Researchers in the Netherlands have developed a new machine learning method capable of distinguishing sponsored or paid content within news platforms with greater than 90% accuracy, in response to the increasing interest of advertisers in news formats difficult from ” real “journalistic output.
The authors note that while standards are slowly but inexorably changing towards greater integration, although more reputable publications, which advertisers can more easily dictate terms, use reasonable efforts to distinguish “affiliate content” from mainstream news and analytics. between editorial and commercial teams in one medium, which they perceive as an alarming and negative trend.
‘The ability to disguise content, willingly or unwillingly, and the probability that advertorials are not recognized as such even if properly labelled is significant. Marketers call it native [advertising] for a reason.’
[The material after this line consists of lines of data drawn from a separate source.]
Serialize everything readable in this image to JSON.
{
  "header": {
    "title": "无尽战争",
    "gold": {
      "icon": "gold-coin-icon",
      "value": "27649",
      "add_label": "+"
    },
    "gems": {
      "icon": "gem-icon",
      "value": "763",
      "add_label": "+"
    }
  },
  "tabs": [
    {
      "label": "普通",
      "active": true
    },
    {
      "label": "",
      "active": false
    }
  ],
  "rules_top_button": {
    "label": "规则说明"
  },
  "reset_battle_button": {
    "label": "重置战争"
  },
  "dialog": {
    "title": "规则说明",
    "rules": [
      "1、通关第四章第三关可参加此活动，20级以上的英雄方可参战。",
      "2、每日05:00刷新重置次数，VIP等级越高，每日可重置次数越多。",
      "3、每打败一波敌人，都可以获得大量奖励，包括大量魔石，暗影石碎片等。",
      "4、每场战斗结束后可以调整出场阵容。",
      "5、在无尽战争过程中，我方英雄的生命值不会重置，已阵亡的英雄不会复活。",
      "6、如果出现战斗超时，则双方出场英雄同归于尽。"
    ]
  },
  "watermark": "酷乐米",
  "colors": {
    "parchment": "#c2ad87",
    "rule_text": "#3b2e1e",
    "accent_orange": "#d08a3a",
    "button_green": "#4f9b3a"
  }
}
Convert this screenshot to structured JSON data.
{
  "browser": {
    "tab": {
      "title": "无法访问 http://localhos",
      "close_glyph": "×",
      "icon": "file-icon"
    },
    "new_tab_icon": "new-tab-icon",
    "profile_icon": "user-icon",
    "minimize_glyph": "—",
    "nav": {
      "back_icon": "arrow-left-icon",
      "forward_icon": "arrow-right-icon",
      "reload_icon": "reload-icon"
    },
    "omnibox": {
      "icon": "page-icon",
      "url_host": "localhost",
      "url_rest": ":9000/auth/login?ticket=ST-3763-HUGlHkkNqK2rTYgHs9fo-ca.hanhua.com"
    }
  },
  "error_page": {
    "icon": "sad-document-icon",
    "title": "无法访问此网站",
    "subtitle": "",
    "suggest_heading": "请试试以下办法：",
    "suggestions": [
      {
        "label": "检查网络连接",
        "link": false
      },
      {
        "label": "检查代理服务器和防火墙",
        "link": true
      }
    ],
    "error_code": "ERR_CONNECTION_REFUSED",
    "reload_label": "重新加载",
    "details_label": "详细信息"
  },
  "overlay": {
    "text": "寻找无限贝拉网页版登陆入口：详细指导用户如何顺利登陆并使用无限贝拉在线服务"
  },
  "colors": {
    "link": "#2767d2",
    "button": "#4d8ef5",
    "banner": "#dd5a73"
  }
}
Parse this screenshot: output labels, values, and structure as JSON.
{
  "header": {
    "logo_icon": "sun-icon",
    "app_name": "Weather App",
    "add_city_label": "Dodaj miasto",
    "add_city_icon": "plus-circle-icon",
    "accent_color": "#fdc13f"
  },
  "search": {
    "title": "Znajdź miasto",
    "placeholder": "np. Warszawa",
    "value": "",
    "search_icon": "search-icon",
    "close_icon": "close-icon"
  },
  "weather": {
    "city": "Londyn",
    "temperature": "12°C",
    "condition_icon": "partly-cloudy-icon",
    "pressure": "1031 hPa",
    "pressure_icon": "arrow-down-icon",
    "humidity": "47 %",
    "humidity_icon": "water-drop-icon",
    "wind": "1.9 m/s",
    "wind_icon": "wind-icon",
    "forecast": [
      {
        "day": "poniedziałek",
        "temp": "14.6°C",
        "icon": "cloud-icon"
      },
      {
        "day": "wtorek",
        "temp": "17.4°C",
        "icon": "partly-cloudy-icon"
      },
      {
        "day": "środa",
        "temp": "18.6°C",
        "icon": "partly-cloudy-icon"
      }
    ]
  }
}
The work was carried out as part of a broader study of network news culture at Amsterdam’s ACED Reverb Channel, which focuses on the data-driven analysis of evolving journalistic trends.
Acquiring Data
To develop the source data for the project, the authors used 1,000 articles and 1,000 infomercials from four Dutch media and classified them according to their textual characteristics. Because the data set was relatively modest, the authors avoided large-scale approaches like BERT. , and instead evaluated the effectiveness of more classic machine learning frameworks, including Support Vector Machine (SVM), LinearSVC, Decision Tree, Random Forest, KNearest Neighbor (KNN), Stochastic Gradient Descent (SGD), and Naive Bayes.
The Reverb Channel corpus was able to provide the required 1,000 “direct” articles, but the writers had to extract the infomercials directly from the four Dutch websites submitted. The data obtained is limited (for copyright reasons) available on GitHub, along with some of the Python code that is used to retrieve and evaluate the data.
The four publications examined were the politically conservative Nu.nl, the more progressive Telegraaf, NRC and the business magazine De Ondernemer. Each publication was represented equally in the data.
It was necessary to identify and exclude possible “leaks” in the research lexicon – words that could appear in both types of content with little difference between their frequency and usage in order to create clear patterns for true native and sponsored Contents.
Results
For all of the methods tested for identification, the best results were obtained with SVM, linearSVC, Random Forest, and SGD, so the researchers used SVM in subsequent analyzes.
The best modeling approach to extracting the classification across the corpus exceeded 90 ° accuracy, although the researchers find that clear classification becomes more difficult in B2B-oriented publications where the lexical overlap between perceived content and ” sponsored ”is an exaggeration, perhaps because the native style of business language is already more subjective than the general implementation of reporting and analysis conventions and an agenda can more easily obscure.
Is Sponsored Content ‘Fake News’?
The authors’ research suggests that their project is new in the field of news content analysis. Frameworks capable of identifying sponsored content could pave the way for the development of an annual follow-up of the balance between objective journalism and the increasing prevalence of “native advertising” found today. Almost the same context in most of the posts, using the same visual cues (CSS stylesheets and other formats) as general content.
In a sense, the frequent lack of obvious context for sponsored content becomes part of the study of fake news, even though most publishers recognize the need to separate “church and state” and provide information to readers with clear divisions between paid and organically generated content, the realities of the post-print news scene, and increasing reliance on advertisers have made the lack of emphasis on sponsored indicators an art in user interface psychology. Sometimes the rewards of running sponsored content are tempting enough to risk a major optical disaster.
In 2015, the social media and competitive benchmarking platform Quintly offered an artificial intelligence-based detection method to determine if a Facebook post was sponsored and claimed an accuracy rate of 96%. the sponsored statement of content could “contribute to the deception”.
In 2017, MediaShift, an organization that studies the intersection between media and technology, observed the increasing extent to which the New York Times monetizes its business through its branded content studio, T Brand Studio, and each time less transparency on sponsored content asserts, with the implied result that readers will not be able to easily tell whether or not the content was organically generated.
In 2020, another research initiative in the Netherlands developed machine learning classifiers to automatically identify state-funded Russian news appearing on Serbian news platforms. Additionally, Forbes’ Media Content Solutions accounted for an estimated 40% of total revenue through BrandVoice in 2019. , the content study launched by the publisher in 2010.